Eyewitness Jody Martin said: “I watched one person falling out, I watched another woman holding her baby out the window… hearing screams.

“I was yelling at everyone to get down and they were saying ‘We can’t leave our apartments, the smoke is too bad on the corridors.'”

Michael Paramaseevan, who lives on the seventh floor with his girlfriend and young daughter, said he ignored official advice to stay in your home.

“If we had stayed in that flat, we would’ve perished. My gut instinct told me just to get the girls out. I wrapped the little one up because of the smoke and I just got them out.”

The BBC’s Andy Moore said: “We’ve seen debris falling from the building, we’ve heard explosions, we’ve heard the sound of glass breaking.

“The police keep pushing back their cordons, pushing back members of the public for fear the building might collapse.”

London Mayor Sadiq Khan said a “major incident” had been declared.
“Several hundred” people would have been in the block when the fire broke out, leader of Kensington and Chelsea Borough Nick Paget-Brown said.

The first reports of fire in the tower, in Latimer Road, on the Lancaster West Estate, came in at 00:54 BST. Three hours later, people were still being evacuated from the tower, the police said.

Grenfell Tower was built in 1974 by Kensington and Chelsea Borough Council.

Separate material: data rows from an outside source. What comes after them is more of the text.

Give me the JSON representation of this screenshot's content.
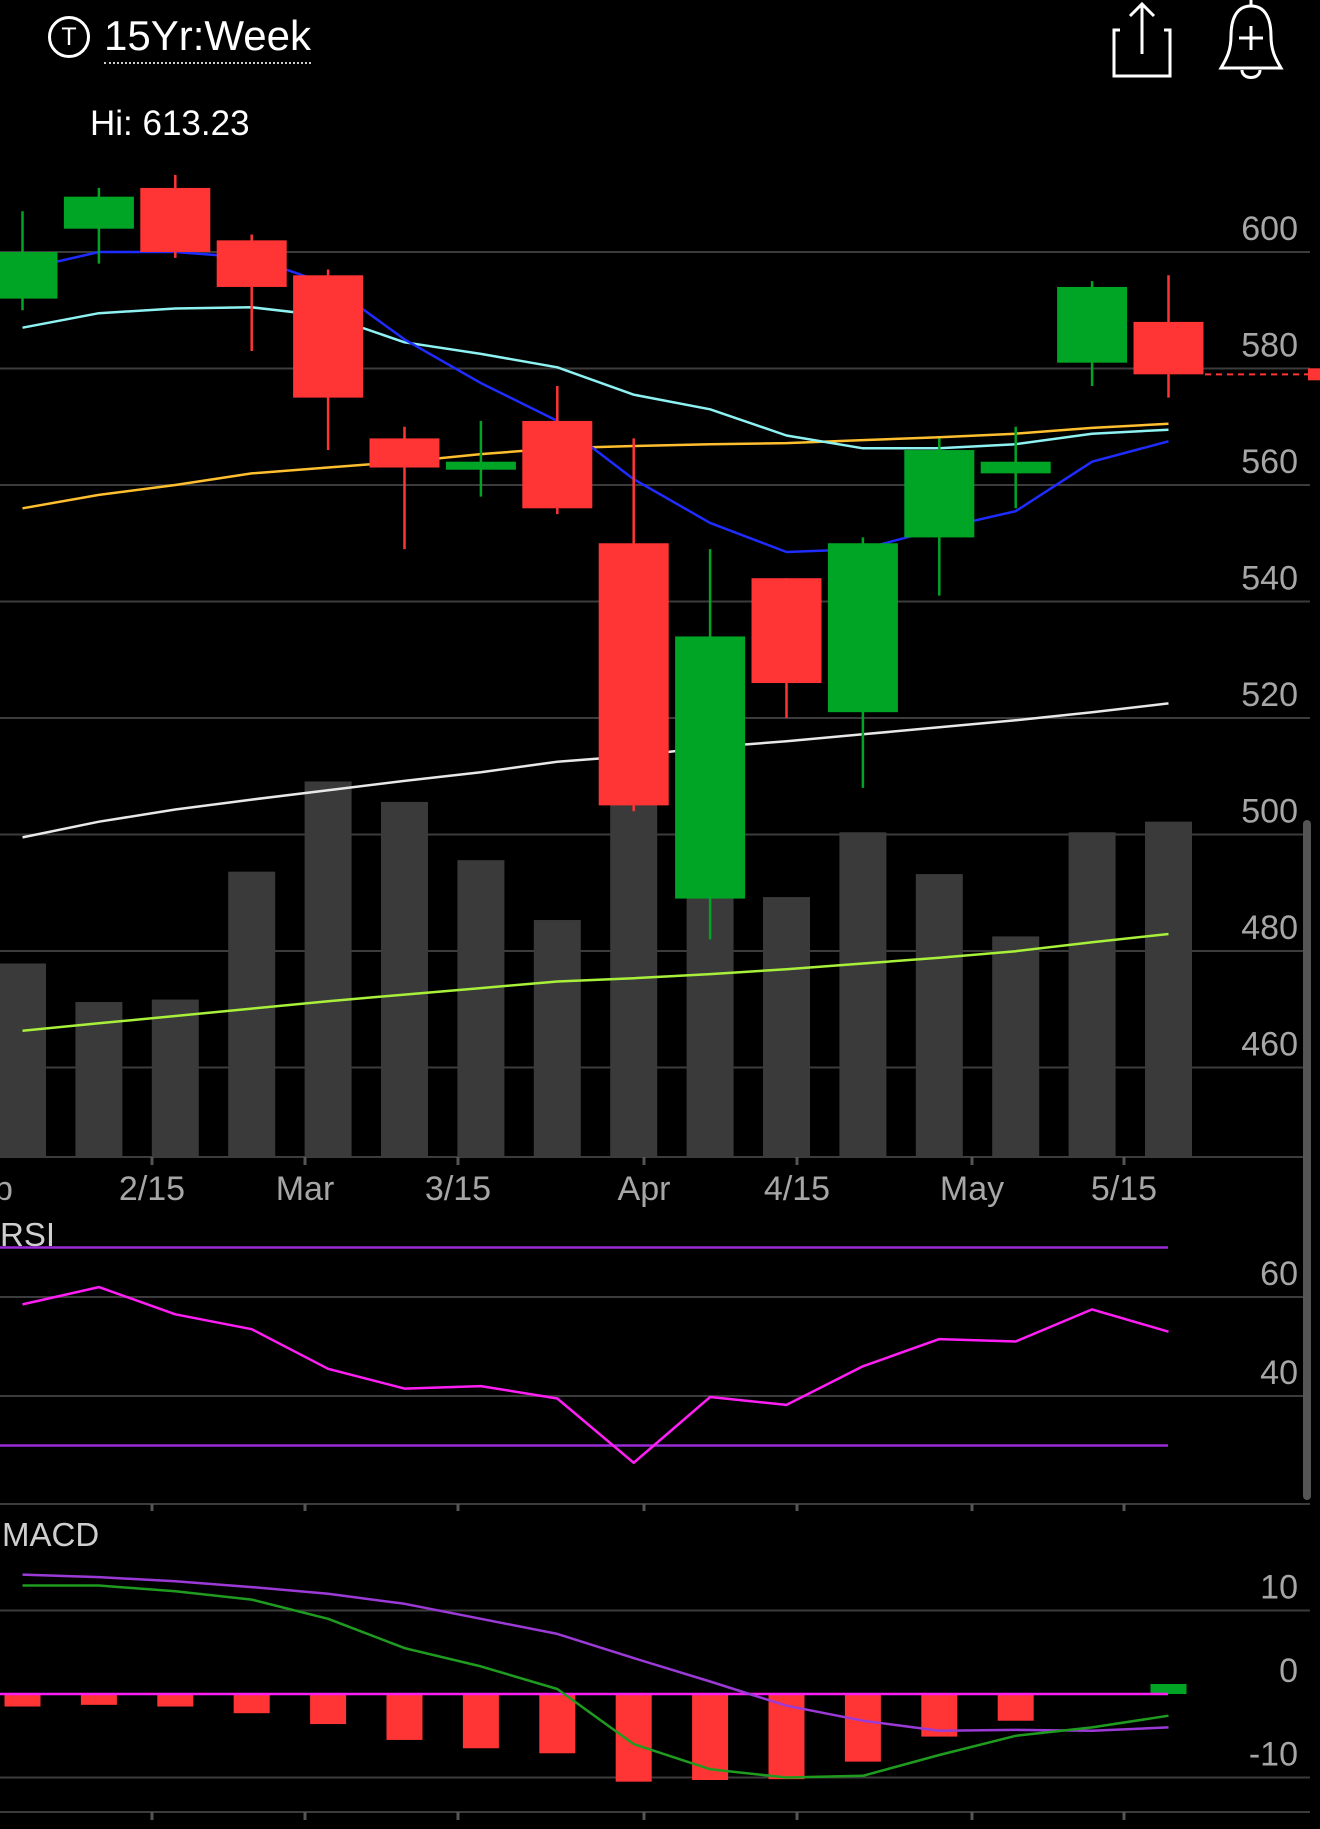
{
  "header": {
    "timeframe_icon": "T",
    "timeframe_label": "15Yr:Week",
    "share_icon": "share-icon",
    "alert_icon": "add-alert-bell-icon",
    "hi_label": "Hi: 613.23"
  },
  "colors": {
    "up": "#00a526",
    "down": "#ff3535",
    "volume": "#3a3a3a",
    "ma_blue": "#1f2cff",
    "ma_cyan": "#8ff2f2",
    "ma_orange": "#ffbf2e",
    "ma_white": "#e8e8e8",
    "volume_ma": "#a8f03a",
    "rsi": "#ff1ff5",
    "rsi_band": "#9b2bd6",
    "macd": "#1f9c1f",
    "signal": "#9b3ad6",
    "zero_line": "#ff1ff5"
  },
  "chart_data": [
    {
      "type": "candlestick",
      "title": "",
      "x_labels": [
        "eb",
        "2/15",
        "Mar",
        "3/15",
        "Apr",
        "4/15",
        "May",
        "5/15"
      ],
      "y_ticks": [
        "600",
        "580",
        "560",
        "540",
        "520",
        "500",
        "480",
        "460"
      ],
      "ylim": [
        446,
        616
      ],
      "candles": [
        {
          "open": 592,
          "high": 607,
          "low": 590,
          "close": 600
        },
        {
          "open": 604,
          "high": 611,
          "low": 598,
          "close": 609.5
        },
        {
          "open": 611,
          "high": 613.23,
          "low": 599,
          "close": 600
        },
        {
          "open": 602,
          "high": 603,
          "low": 583,
          "close": 594
        },
        {
          "open": 596,
          "high": 597,
          "low": 566,
          "close": 575
        },
        {
          "open": 568,
          "high": 570,
          "low": 549,
          "close": 563
        },
        {
          "open": 563,
          "high": 571,
          "low": 558,
          "close": 564
        },
        {
          "open": 571,
          "high": 577,
          "low": 555,
          "close": 556
        },
        {
          "open": 550,
          "high": 568,
          "low": 504,
          "close": 505
        },
        {
          "open": 489,
          "high": 549,
          "low": 482,
          "close": 534
        },
        {
          "open": 544,
          "high": 544,
          "low": 520,
          "close": 526
        },
        {
          "open": 521,
          "high": 551,
          "low": 508,
          "close": 550
        },
        {
          "open": 551,
          "high": 568,
          "low": 541,
          "close": 566
        },
        {
          "open": 562,
          "high": 570,
          "low": 556,
          "close": 564
        },
        {
          "open": 581,
          "high": 595,
          "low": 577,
          "close": 594
        },
        {
          "open": 588,
          "high": 596,
          "low": 575,
          "close": 579
        }
      ],
      "last_price": 579,
      "ma_blue": [
        597,
        600,
        600,
        599,
        594.5,
        585,
        577.5,
        571,
        561,
        553.5,
        548.5,
        549,
        552.5,
        555.5,
        564,
        567.5
      ],
      "ma_cyan": [
        587,
        589.5,
        590.3,
        590.5,
        589,
        584.5,
        582.5,
        580.2,
        575.5,
        573,
        568.5,
        566.3,
        566.3,
        567,
        568.8,
        569.5
      ],
      "ma_orange": [
        556,
        558.3,
        560,
        562,
        563,
        564,
        565.3,
        566.3,
        566.7,
        567,
        567.2,
        567.7,
        568.2,
        568.8,
        569.8,
        570.5
      ],
      "ma_white": [
        499.5,
        502.2,
        504.3,
        506,
        507.6,
        509.2,
        510.7,
        512.5,
        513.5,
        515,
        516,
        517.2,
        518.4,
        519.6,
        521,
        522.5
      ],
      "volume": [
        23.6,
        18.9,
        19.2,
        34.8,
        45.8,
        43.3,
        36.2,
        28.9,
        72,
        62,
        31.7,
        39.6,
        34.5,
        26.9,
        39.6,
        40.9
      ],
      "volume_ma": [
        15.4,
        16.3,
        17.2,
        18.1,
        19,
        19.8,
        20.6,
        21.4,
        21.8,
        22.3,
        22.9,
        23.6,
        24.3,
        25.1,
        26.2,
        27.2
      ]
    },
    {
      "type": "line",
      "title": "RSI",
      "y_ticks": [
        "60",
        "40"
      ],
      "ylim": [
        9,
        73
      ],
      "upper_band": 70,
      "lower_band": 30,
      "values": [
        58.5,
        62,
        56.5,
        53.5,
        45.5,
        41.5,
        42,
        39.5,
        26.5,
        39.8,
        38.2,
        46,
        51.5,
        51,
        57.5,
        53
      ]
    },
    {
      "type": "bar",
      "title": "MACD",
      "y_ticks": [
        "10",
        "0",
        "-10"
      ],
      "ylim": [
        -14.5,
        15
      ],
      "macd": [
        13,
        13,
        12.3,
        11.3,
        9,
        5.5,
        3.3,
        0.6,
        -6,
        -9,
        -10,
        -9.8,
        -7.3,
        -5,
        -4,
        -2.6
      ],
      "signal": [
        14.3,
        14,
        13.5,
        12.8,
        12,
        10.8,
        9,
        7.2,
        4.3,
        1.5,
        -1.4,
        -3.2,
        -4.4,
        -4.3,
        -4.4,
        -4
      ],
      "histogram": [
        -1.5,
        -1.3,
        -1.5,
        -2.3,
        -3.6,
        -5.5,
        -6.5,
        -7.1,
        -10.5,
        -10.3,
        -10.2,
        -8.1,
        -5.1,
        -3.2,
        null,
        1.2
      ]
    }
  ]
}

It’s part of the Lancaster West Estate, a sprawling inner-city social housing complex of nearly 1,000 homes.

Grenfell Tower underwent a two-year £10m refurbishment as part of a wider transformation of the estate, that was completed last year. Work included new exterior cladding and a communal heating system.

The 24-storey tower, containing 120 flats, is managed by the Kensington and Chelsea Tenant Management Organisation (KCTMO) on behalf of the council.

The local Grenfell Action Group had claimed, before and during the refurbishment, the block constituted a fire risk and residents had warned that access to the site for emergency vehicles was “severely restricted”.